5. The learned District Judge is, undoubtedly, right in saying that a condition in a Niqahnama that the husband should not marry a second wife in the presence of his first wife and further that if he does so, the first marriage would stand dissolved is not contrary to the principles of Muslim Law. In-- 'Muhammad Amin v. Aimna Bibi', AIR 1931 Lah 134 (A), the husband entered into an agreement before the marriage that he would not marry another woman in the presence of the wife and if he did so, the first marriage, would automatically be dissolved. Addison J., held that the conditions of the agreement were of reasonable nature and not opposed to the policy of the Muslim law. In a case, reported in--'Bachchoo Lal v. Bismilla', AIR 1936 All 387 (B), the husband entered into an agreement undertaking to pay Rs. 10/- a month for the maintenance of his wife and after having done so for four months, to send for his wife. In the event, of default of any condition, the deed would Operate as a deed of 'talaqamil'. It was held by Ganga Nath J., that the deed would take effect, as a deed of divorce in accordance with its terms. Therefore, as a legal proposition, it cannot be disputed that under certain circumstances the Niqahnama; Ex. D-A, could operate as a deed of divorce.

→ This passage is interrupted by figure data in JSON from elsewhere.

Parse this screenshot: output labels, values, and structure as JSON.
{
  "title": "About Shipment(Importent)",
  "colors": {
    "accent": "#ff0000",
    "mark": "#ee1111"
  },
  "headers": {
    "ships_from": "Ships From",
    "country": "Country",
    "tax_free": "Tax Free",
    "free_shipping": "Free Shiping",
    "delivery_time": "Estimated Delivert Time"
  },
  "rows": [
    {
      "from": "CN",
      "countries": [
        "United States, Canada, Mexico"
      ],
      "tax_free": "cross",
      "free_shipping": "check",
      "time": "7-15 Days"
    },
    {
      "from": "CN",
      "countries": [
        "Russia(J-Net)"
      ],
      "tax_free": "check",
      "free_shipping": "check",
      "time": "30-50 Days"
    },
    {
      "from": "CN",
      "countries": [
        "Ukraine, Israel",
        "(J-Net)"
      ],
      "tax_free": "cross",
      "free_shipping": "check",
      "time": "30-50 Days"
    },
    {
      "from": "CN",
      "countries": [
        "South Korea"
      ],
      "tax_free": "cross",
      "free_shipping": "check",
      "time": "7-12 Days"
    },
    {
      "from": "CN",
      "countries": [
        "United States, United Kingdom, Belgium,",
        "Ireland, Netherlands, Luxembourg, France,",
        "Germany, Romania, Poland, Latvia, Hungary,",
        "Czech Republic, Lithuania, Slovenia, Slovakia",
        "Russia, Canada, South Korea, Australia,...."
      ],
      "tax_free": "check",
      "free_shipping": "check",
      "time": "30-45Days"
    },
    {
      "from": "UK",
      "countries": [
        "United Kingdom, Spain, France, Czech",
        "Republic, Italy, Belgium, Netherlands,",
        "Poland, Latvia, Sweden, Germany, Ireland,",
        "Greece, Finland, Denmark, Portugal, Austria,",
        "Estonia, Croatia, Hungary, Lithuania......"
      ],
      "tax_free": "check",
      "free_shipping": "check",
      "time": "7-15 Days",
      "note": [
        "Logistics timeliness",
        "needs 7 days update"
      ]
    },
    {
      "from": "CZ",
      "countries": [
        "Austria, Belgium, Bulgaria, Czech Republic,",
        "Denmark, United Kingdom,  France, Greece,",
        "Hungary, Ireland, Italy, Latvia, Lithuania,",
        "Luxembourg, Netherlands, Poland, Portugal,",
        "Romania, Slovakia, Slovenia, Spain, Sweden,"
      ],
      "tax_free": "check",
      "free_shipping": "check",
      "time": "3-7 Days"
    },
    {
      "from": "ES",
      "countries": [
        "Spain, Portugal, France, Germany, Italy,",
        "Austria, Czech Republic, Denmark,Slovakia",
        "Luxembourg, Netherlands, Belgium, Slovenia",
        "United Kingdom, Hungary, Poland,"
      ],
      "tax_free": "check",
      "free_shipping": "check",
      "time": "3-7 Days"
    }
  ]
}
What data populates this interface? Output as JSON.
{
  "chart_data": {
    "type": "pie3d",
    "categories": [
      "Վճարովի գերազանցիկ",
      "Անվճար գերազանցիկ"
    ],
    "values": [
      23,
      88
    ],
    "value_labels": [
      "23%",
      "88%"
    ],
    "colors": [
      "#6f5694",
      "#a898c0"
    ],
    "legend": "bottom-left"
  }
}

6. A careful reading of the terms of the Niqahnama, however, does not, in my opinion, support the view of the learned District Judge that the mere fact that Aziz married a second wife would automatically dissolve his previous marriage with Mt. Naro. According to the terms of the Niqahnama, which have been reproduced, in extenso, by the Senior Subordinate Judge, Aziz took upon himself the following two liabilities: (a) To pay Rs. 300/- to Mt. Naro as dower money on demand, (b) To pay her a sum of Rs. 10/- p. m. at her father's house, as maintenance, in case he ill-treated her, or failed to maintain her or married another woman. The third paragraph of this Niqahnama says that in case Aziz made a default of any of the above conditions, the deed itself would be treated as a talaqnama. I agree with the learned Senior Subordinate Judge that the document would operte as a 'talaqnama' only in case Aziz failed to pay either the dower money or the maintenance amount.

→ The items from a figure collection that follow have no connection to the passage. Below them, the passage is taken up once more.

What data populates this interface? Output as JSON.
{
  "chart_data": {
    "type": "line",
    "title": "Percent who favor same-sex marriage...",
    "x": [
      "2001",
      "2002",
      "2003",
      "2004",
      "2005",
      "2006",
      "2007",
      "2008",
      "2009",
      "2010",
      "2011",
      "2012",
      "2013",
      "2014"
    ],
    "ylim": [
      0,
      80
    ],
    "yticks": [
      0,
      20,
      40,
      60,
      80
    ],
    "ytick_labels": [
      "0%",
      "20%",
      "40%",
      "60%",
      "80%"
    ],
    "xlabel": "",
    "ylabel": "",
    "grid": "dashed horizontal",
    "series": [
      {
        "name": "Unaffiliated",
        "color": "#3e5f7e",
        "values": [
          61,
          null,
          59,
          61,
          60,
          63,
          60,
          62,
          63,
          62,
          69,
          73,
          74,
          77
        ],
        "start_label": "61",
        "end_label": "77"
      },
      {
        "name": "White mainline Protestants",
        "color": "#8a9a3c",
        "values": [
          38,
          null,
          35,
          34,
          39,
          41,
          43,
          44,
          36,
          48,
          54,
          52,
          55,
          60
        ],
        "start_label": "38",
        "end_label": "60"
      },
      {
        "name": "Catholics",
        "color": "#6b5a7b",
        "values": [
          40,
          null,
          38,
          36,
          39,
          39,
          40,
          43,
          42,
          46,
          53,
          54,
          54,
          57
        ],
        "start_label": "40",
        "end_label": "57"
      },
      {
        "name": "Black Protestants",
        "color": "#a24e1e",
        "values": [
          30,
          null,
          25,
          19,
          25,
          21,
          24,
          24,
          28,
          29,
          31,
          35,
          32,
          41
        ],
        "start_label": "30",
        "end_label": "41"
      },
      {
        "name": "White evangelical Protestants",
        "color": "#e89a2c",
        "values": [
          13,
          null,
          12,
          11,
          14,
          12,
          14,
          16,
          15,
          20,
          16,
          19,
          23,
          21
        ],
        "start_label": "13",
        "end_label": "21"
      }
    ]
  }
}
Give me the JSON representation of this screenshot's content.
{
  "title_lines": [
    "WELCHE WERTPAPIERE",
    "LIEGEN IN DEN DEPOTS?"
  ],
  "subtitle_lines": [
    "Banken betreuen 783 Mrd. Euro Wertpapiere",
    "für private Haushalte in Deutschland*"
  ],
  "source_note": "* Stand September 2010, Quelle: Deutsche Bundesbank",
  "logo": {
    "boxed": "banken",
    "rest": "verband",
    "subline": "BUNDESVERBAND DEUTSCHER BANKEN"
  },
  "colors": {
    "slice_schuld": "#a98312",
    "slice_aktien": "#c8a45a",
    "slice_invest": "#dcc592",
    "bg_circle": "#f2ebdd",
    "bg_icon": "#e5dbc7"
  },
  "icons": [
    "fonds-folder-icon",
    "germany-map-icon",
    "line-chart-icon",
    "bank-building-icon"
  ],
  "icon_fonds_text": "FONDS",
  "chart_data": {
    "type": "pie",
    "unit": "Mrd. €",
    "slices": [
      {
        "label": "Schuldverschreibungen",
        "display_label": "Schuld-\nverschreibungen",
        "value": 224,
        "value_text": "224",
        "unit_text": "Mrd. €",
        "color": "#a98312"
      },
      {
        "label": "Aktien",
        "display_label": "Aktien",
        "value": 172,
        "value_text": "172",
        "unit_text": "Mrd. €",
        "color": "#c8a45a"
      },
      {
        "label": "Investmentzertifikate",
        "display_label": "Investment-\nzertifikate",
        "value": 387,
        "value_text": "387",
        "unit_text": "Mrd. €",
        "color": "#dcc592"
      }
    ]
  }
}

The mere fact that he married another woman would not operate automatically to dissolve his first marriage with. Mt. Naro. The Niqahnama does not say so. On the other hand, it clearly says that in that event Mt. Naro would be entitled to receive Rs. 10/- p. m. from Aziz as her maintenance and she could stay at her father's house. If the interpretation put by the learned District Judge is accepted, then it would render paragraph 2 of the Niqahnama meaningless, whereby Mt. Naro would be entitled to receive Rs. 10/-p. m. at her parents' house in case Aziz remarried. If, as was contended on behalf of Mt. Naro, a second marriage by Aziz would automatically dissolve his first marriage with Mt. Naro, where was the point in providing that Mt. Naro would be entitled to receive Rs. 10/- p. m. at her father's house.
7. The situation might have been different, if Naro's case had been that Aziz had not paid her dower money or her maintenance allowance. But this was not her case. She based her case on the fact that Aziz had contracted a second marriage. This, as I have already shown, would not automatically dissolve his first marriage with Mt. Naro. The learned Senior Subordinate Judge has pointed out that there is no evidence to show that Aziz had failed to pay Mt. Naro either her dower money or maintenance.

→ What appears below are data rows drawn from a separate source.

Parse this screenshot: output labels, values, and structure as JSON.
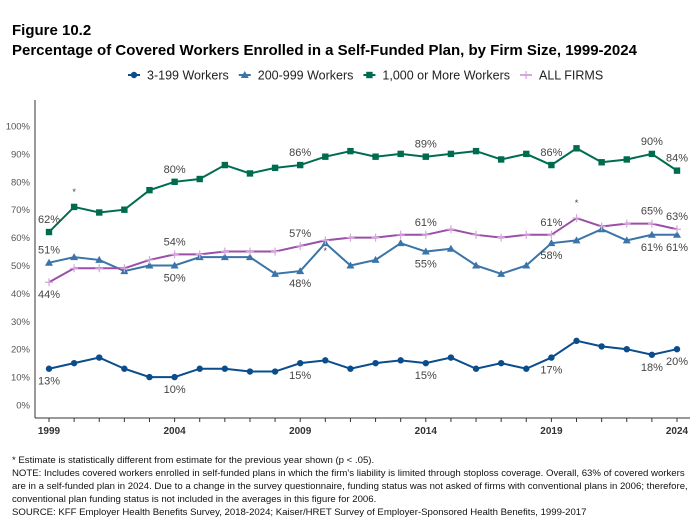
{
  "figure_label": "Figure 10.2",
  "title": "Percentage of Covered Workers Enrolled in a Self-Funded Plan, by Firm Size, 1999-2024",
  "notes": [
    "* Estimate is statistically different from estimate for the previous year shown (p < .05).",
    "NOTE: Includes covered workers enrolled in self-funded plans in which the firm's liability is limited through stoploss coverage. Overall, 63% of covered workers are in a self-funded plan in 2024. Due to a change in the survey questionnaire, funding status was not asked of firms with conventional plans in 2006; therefore, conventional plan funding status is not included in the averages in this figure for 2006.",
    "SOURCE: KFF Employer Health Benefits Survey, 2018-2024; Kaiser/HRET Survey of Employer-Sponsored Health Benefits, 1999-2017"
  ],
  "chart_data": {
    "type": "line",
    "x": [
      1999,
      2000,
      2001,
      2002,
      2003,
      2004,
      2005,
      2006,
      2007,
      2008,
      2009,
      2010,
      2011,
      2012,
      2013,
      2014,
      2015,
      2016,
      2017,
      2018,
      2019,
      2020,
      2021,
      2022,
      2023,
      2024
    ],
    "xticks": [
      "1999",
      "2004",
      "2009",
      "2014",
      "2019",
      "2024"
    ],
    "yticks": [
      "0%",
      "10%",
      "20%",
      "30%",
      "40%",
      "50%",
      "60%",
      "70%",
      "80%",
      "90%",
      "100%"
    ],
    "ylim": [
      0,
      100
    ],
    "legend_position": "top",
    "grid": false,
    "series": [
      {
        "name": "3-199 Workers",
        "color": "#0a4c8c",
        "marker": "circle",
        "values": [
          13,
          15,
          17,
          13,
          10,
          10,
          13,
          13,
          12,
          12,
          15,
          16,
          13,
          15,
          16,
          15,
          17,
          13,
          15,
          13,
          17,
          23,
          21,
          20,
          18,
          20
        ],
        "labels": [
          {
            "year": 1999,
            "text": "13%"
          },
          {
            "year": 2004,
            "text": "10%"
          },
          {
            "year": 2009,
            "text": "15%"
          },
          {
            "year": 2014,
            "text": "15%"
          },
          {
            "year": 2019,
            "text": "17%"
          },
          {
            "year": 2023,
            "text": "18%"
          },
          {
            "year": 2024,
            "text": "20%"
          }
        ],
        "significant": []
      },
      {
        "name": "200-999 Workers",
        "color": "#3a74a8",
        "marker": "triangle",
        "values": [
          51,
          53,
          52,
          48,
          50,
          50,
          53,
          53,
          53,
          47,
          48,
          58,
          50,
          52,
          58,
          55,
          56,
          50,
          47,
          50,
          58,
          59,
          63,
          59,
          61,
          61
        ],
        "labels": [
          {
            "year": 1999,
            "text": "51%"
          },
          {
            "year": 2004,
            "text": "50%"
          },
          {
            "year": 2009,
            "text": "48%"
          },
          {
            "year": 2014,
            "text": "55%"
          },
          {
            "year": 2019,
            "text": "58%"
          },
          {
            "year": 2023,
            "text": "61%"
          },
          {
            "year": 2024,
            "text": "61%"
          }
        ],
        "significant": [
          2010
        ]
      },
      {
        "name": "1,000 or More Workers",
        "color": "#006c4f",
        "marker": "square",
        "values": [
          62,
          71,
          69,
          70,
          77,
          80,
          81,
          86,
          83,
          85,
          86,
          89,
          91,
          89,
          90,
          89,
          90,
          91,
          88,
          90,
          86,
          92,
          87,
          88,
          90,
          84
        ],
        "labels": [
          {
            "year": 1999,
            "text": "62%"
          },
          {
            "year": 2004,
            "text": "80%"
          },
          {
            "year": 2009,
            "text": "86%"
          },
          {
            "year": 2014,
            "text": "89%"
          },
          {
            "year": 2019,
            "text": "86%"
          },
          {
            "year": 2023,
            "text": "90%"
          },
          {
            "year": 2024,
            "text": "84%"
          }
        ],
        "significant": [
          2000
        ]
      },
      {
        "name": "ALL FIRMS",
        "color": "#9b4fa8",
        "marker": "plus",
        "values": [
          44,
          49,
          49,
          49,
          52,
          54,
          54,
          55,
          55,
          55,
          57,
          59,
          60,
          60,
          61,
          61,
          63,
          61,
          60,
          61,
          61,
          67,
          64,
          65,
          65,
          63
        ],
        "labels": [
          {
            "year": 1999,
            "text": "44%"
          },
          {
            "year": 2004,
            "text": "54%"
          },
          {
            "year": 2009,
            "text": "57%"
          },
          {
            "year": 2014,
            "text": "61%"
          },
          {
            "year": 2019,
            "text": "61%"
          },
          {
            "year": 2023,
            "text": "65%"
          },
          {
            "year": 2024,
            "text": "63%"
          }
        ],
        "significant": [
          2020
        ]
      }
    ]
  }
}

8. In the result, therefore, I allow the second appeal, set aside the judgment and decree of the learned District Judge of Chamba dated 16-6-1953 in Civil Appeal 46 of 1953 and restore the judgment and decree of the Senior Subordinate Judge, Chamba, dated 27-2-1953 in civil suit 81 of 1952. Having regard to the relationship of the parties, 2 leave them to bear their respective costs both here and in the Courts below.